Child snatching for rituals on the rise in Nigeria

Child abduction for ritual killings is on the rise in the Nigerian city of Kano, say officials and advocacy groups who blame the trend on greed for political power and quick wealth in this northern commercial center.

Body parts from toddlers and pre-schoolers are prized ingredients for lucky charms thought to make people rich or rise up on the political ladder.

In the last few months, kidnapping of young children has increased in Kano -- the second largest city after the capital Lagos and long the economic heart of the north -- raising concern among parents and officials.

"Ritual killers are now on the prowl in the city on an increasing scale, abducting children for rituals for wealth and positions," said Ibrahim Abullahi, spokesman for the state government's Societal Re-orientation Directorate. The agency is charged with improving public morals in this predominately Muslim city.

"This trend has been on the rise in the last three months as the number of complaints we receive from parents about their missing children has more than doubled," Abdullahi told AFP.

"The abducted children are usually between two and five years old," he said.

Radio transmissions are replete with announcements about missing children, say radio staffers.

"An average 50 parents placed announcements with us on their missing children every week in the last three months, compared to 20 such complaints before," Aisha Kabir of Freedom Radio told AFP.

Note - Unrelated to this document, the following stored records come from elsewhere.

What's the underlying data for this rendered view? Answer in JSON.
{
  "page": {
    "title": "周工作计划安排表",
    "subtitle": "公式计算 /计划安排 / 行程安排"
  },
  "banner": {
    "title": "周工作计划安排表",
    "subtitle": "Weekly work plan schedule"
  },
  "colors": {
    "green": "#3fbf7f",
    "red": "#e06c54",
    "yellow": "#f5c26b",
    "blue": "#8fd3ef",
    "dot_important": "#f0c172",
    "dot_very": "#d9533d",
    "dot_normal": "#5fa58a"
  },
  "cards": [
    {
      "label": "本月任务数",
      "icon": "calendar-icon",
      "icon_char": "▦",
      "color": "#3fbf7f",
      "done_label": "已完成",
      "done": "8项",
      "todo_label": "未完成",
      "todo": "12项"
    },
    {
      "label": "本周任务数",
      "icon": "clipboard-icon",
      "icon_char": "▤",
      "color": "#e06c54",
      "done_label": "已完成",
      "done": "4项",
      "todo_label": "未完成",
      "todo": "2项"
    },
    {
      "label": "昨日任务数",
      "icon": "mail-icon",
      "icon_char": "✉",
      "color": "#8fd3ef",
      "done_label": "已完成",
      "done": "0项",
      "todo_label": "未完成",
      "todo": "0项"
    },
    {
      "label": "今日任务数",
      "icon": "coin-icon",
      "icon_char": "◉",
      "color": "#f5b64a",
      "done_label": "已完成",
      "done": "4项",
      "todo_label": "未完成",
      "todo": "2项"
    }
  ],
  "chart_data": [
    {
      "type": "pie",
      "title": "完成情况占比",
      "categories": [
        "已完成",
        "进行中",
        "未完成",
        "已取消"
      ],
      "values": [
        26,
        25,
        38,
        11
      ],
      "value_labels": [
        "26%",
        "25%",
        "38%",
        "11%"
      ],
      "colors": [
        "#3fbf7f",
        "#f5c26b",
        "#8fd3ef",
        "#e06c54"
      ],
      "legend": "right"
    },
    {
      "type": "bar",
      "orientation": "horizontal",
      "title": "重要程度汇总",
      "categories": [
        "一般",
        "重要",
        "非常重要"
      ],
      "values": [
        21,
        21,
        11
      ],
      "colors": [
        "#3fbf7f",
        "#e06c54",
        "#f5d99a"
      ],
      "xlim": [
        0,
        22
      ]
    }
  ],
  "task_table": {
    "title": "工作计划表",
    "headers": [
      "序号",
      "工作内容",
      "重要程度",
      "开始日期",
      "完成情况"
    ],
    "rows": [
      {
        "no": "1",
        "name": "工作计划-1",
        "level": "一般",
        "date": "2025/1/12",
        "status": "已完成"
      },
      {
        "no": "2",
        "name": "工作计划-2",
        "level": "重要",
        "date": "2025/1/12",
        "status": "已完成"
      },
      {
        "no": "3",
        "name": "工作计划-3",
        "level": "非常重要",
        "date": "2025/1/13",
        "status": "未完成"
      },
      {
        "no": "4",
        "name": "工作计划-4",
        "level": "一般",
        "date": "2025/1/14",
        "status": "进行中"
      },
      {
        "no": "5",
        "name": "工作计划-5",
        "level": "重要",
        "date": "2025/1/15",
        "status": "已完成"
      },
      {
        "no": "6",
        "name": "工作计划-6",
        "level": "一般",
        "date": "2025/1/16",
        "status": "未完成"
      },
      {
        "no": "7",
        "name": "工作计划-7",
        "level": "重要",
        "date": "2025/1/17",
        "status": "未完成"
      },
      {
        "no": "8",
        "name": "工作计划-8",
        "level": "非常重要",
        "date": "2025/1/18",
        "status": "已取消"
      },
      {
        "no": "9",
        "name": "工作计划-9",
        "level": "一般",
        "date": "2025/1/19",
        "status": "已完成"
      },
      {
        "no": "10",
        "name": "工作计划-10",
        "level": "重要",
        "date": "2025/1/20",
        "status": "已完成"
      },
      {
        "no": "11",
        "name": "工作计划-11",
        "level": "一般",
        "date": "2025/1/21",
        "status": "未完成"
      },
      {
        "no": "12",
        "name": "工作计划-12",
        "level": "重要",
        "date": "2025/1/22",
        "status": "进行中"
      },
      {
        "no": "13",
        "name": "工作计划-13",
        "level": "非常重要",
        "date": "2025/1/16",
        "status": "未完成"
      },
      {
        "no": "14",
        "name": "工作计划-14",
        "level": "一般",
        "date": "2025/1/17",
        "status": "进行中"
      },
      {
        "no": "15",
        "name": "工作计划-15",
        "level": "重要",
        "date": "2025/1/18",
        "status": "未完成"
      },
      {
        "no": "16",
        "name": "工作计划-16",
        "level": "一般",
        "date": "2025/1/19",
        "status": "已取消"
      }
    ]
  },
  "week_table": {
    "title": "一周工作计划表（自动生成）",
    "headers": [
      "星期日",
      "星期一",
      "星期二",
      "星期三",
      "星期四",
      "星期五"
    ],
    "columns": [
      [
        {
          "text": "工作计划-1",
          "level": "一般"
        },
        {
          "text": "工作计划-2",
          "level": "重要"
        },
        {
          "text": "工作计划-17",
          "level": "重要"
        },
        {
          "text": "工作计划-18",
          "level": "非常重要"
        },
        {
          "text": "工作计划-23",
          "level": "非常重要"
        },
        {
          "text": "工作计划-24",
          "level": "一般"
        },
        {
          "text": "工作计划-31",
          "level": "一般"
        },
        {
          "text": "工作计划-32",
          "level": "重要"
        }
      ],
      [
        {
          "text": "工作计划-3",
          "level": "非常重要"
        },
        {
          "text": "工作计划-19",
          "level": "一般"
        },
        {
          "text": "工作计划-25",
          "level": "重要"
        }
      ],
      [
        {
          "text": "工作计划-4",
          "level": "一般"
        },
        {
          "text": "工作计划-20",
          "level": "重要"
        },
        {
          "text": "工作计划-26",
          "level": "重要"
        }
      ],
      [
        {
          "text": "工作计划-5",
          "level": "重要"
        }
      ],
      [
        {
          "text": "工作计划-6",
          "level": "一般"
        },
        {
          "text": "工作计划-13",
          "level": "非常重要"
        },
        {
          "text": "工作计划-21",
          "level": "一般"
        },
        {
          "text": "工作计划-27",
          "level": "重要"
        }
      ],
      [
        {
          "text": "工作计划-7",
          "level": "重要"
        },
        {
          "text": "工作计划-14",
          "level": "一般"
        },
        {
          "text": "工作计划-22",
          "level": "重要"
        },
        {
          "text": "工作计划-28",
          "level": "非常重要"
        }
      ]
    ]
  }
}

Kabir is in charge of receiving announcements on "lost and found" items and missing people, on the popular privately-owned station in Kano.

Aliyu Mashi of a Kano-based child welfare advocacy group called the General Improvement of Persons Initiative GIOPINI blamed the alleged upsurge in the rituals on greed, in a city that revolves around commerce in a country notorious for corruption.

"We are always bombarded with reports of child abductions, which have become a daily occurrence in Kano, and such children are invariably used for human rituals to make money," Mashi said.

"People are desperate for wealth and power, and ...they feel they have no other choice but killing children for black magic to achieve their aim," Mashi said.

Sadiq Isah Radda, a sociologist at Bayero University in Kano, said fetish priests here are known to favor children's body parts for get-rich-quick potions.

"Although human sacrifice has been part of the tradition of many African societies," said Radda, "in the case of this society, children are what the priests prescribe..."

In some African societies, albinos are targeted.

Mashi said children are easy prey in Kano as parents burdened by poverty and illiteracy are not always attentive to their brood and let them roam. The child captors then lure unattended youngsters using candies, biscuits and in some cases magic.

In March, 16-year-old banana hawker Awwalu Baffa confessed to a Kano court of working for ritualists to abduct children for ritual murders.

"Residents in every community have to work together in monitoring strange faces that show up in their neighbourhood," he said.